How do you approach your design practice?
Our starting point is always communication. Design for us is a dialogue, not self-fulfillment. Throughout the design process, we hope to instill the values we believe in: harmony and balance. Objects we design then become something more than a mere manifestation of a style; they are the synthesis of many layers of meaning into a single form.
What was your process of designing the Saya chair?
With Saya, we wanted to design a chair for Arper with the home as inspiration. Home for us evokes feelings of warmth and life. Wood seemed to us the material choice best suited to express this quality. We then looked to plywood for its constructive synthesis: it allows for a surface that is continuous, fluid and lightweight.
To articulate the form, we developed an expressive, graphic back. Its shape is inviting; it almost suggests a hug. In creating the form, we cut out small paper models in miniature and played with them, bending the paper in different ways to understand its possibilities.
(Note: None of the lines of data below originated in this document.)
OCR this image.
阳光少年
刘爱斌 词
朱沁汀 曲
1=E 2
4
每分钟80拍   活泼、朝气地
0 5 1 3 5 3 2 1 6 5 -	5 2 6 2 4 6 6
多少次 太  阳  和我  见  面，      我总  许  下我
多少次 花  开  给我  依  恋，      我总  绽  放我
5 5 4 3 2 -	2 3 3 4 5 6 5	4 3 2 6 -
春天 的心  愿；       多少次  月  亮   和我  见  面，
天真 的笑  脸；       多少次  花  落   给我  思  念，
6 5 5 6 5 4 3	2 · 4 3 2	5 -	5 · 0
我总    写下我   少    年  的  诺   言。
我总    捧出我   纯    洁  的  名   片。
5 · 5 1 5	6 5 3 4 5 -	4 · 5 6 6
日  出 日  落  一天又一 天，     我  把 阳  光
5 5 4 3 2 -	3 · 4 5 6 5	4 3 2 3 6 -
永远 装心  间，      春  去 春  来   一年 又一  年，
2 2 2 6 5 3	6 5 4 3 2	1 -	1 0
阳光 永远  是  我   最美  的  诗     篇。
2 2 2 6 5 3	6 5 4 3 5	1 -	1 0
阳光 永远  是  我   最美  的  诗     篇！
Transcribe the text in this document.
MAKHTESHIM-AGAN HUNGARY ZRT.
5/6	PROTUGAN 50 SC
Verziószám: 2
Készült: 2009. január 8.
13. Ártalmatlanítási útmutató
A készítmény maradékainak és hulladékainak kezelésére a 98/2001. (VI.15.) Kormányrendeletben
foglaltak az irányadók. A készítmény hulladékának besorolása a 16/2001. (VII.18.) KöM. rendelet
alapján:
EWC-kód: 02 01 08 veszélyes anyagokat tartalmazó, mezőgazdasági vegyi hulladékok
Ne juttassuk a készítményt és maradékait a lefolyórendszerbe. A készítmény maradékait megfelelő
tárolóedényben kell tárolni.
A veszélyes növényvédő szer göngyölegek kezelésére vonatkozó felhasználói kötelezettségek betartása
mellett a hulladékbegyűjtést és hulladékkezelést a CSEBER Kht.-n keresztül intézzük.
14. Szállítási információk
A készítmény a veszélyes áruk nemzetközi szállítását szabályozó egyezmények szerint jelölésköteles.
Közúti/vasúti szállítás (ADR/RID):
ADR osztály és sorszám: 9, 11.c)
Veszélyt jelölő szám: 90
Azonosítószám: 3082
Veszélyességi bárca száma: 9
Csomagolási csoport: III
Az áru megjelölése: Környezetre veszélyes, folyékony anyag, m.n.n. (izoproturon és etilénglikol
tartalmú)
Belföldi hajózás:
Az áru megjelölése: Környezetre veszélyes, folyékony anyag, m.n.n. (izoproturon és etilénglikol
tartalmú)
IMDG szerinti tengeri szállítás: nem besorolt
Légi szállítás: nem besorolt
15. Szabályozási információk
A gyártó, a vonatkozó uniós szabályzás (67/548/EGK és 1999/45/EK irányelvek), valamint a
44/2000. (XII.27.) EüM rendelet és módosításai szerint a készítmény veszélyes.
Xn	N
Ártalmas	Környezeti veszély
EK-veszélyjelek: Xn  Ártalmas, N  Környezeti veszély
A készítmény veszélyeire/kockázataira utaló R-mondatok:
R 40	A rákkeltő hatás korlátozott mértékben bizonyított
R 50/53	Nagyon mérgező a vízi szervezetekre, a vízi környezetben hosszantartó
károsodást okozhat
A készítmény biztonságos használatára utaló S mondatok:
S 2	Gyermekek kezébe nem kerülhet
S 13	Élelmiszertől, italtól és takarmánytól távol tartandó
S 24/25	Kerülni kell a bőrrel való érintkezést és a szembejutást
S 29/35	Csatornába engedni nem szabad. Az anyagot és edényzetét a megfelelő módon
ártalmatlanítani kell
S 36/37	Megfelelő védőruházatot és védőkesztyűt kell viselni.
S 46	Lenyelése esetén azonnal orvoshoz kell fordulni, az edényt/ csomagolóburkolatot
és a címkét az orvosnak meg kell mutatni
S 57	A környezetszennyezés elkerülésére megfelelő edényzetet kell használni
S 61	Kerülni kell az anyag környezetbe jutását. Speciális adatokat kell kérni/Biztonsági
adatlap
Its shape took on the character and form of a little animal: four legs and arching neck.
We felt que tiene alma (it had soul), a Spanish way to say it has something that is touching, emotive — like a graceful person or living creature. This was a quality we wanted to maintain. We thought it should feel lightweight and defined, but also sensual and soft — something someone would like to touch, like a pebble with the edges softened by the sea. With this in mind, we also chose to round the edges of the planes.
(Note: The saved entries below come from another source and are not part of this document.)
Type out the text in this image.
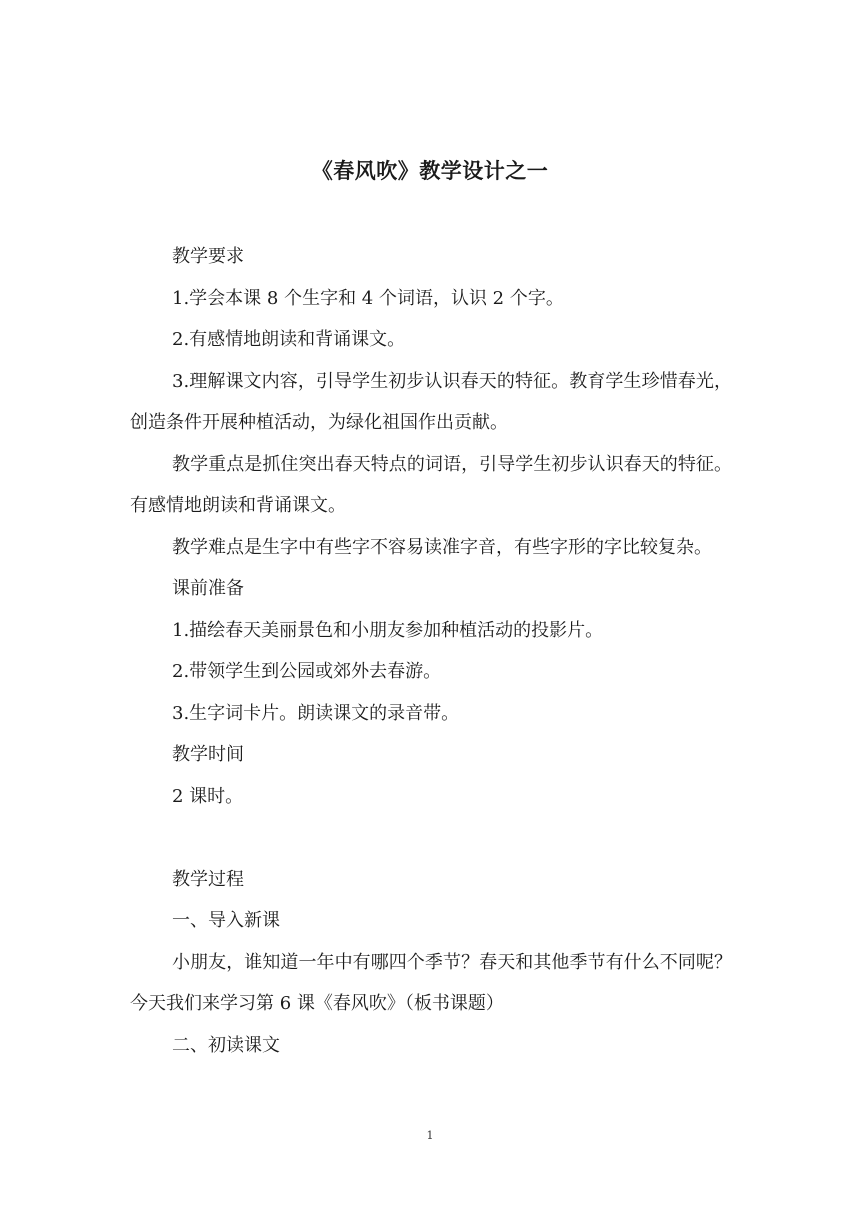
《春风吹》教学设计之一

教学要求

1.学会本课 8 个生字和 4 个词语，认识 2 个字。

2.有感情地朗读和背诵课文。

3.理解课文内容，引导学生初步认识春天的特征。教育学生珍惜春光，创造条件开展种植活动，为绿化祖国作出贡献。

教学重点是抓住突出春天特点的词语，引导学生初步认识春天的特征。有感情地朗读和背诵课文。

教学难点是生字中有些字不容易读准字音，有些字形的字比较复杂。

课前准备

1.描绘春天美丽景色和小朋友参加种植活动的投影片。

2.带领学生到公园或郊外去春游。

3.生字词卡片。朗读课文的录音带。

教学时间

2 课时。

教学过程

一、导入新课

小朋友，谁知道一年中有哪四个季节？春天和其他季节有什么不同呢？今天我们来学习第 6 课《春风吹》（板书课题）

二、初读课文

1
When the shell was complete, we began wondering which colors could combine to amplify the possibilities of wood without creating a contrast. We selected the finishing in wood (natural and teak colors), white, black, ochre and three different shades of red.
For us, red communicates both life and also a sign, connecting the color to the material.
We imagine that chairs in both veneers and colors can be used alone, or together.
One is a singular piece; several together create a rhythmic and lively pattern.
How does the Saya chair fit into the Arper family?
We see our chair as a kind of manifesto, an ode to wood. Made from organic and natural materials, it is evocative and feels alive. Like all Arper products, it is comfortable and useful in diverse environments, but we hope the Saya chair will always be reminiscent of the warmth of home.
How do you define good design?
For us, the essence of the design is a harmony between its parts. It is the relationship between form, material, color, functionality and their overall relationship to a space, a place, an environment, a culture. A design system should always be symbiotic — sympathetic to an environment or use it may be difficult or impossible to fully imagine. This is an essential idea for Arper: each collection is a system designed for constant growth and evolution.
Good design makes us fall in love, but often for different reasons. Is it perfect balance, icon status, strength, durability, synthesis, sensuality or ingeniousness? An object is well designed when its form seems inevitable. It could not have possibly been resolved in another way. Good design is timeless. Think of a simple, carved bowl from any part of the world: its form mirroring that of two hands held together to form a cup for drinking.
Is there anything more universal than that?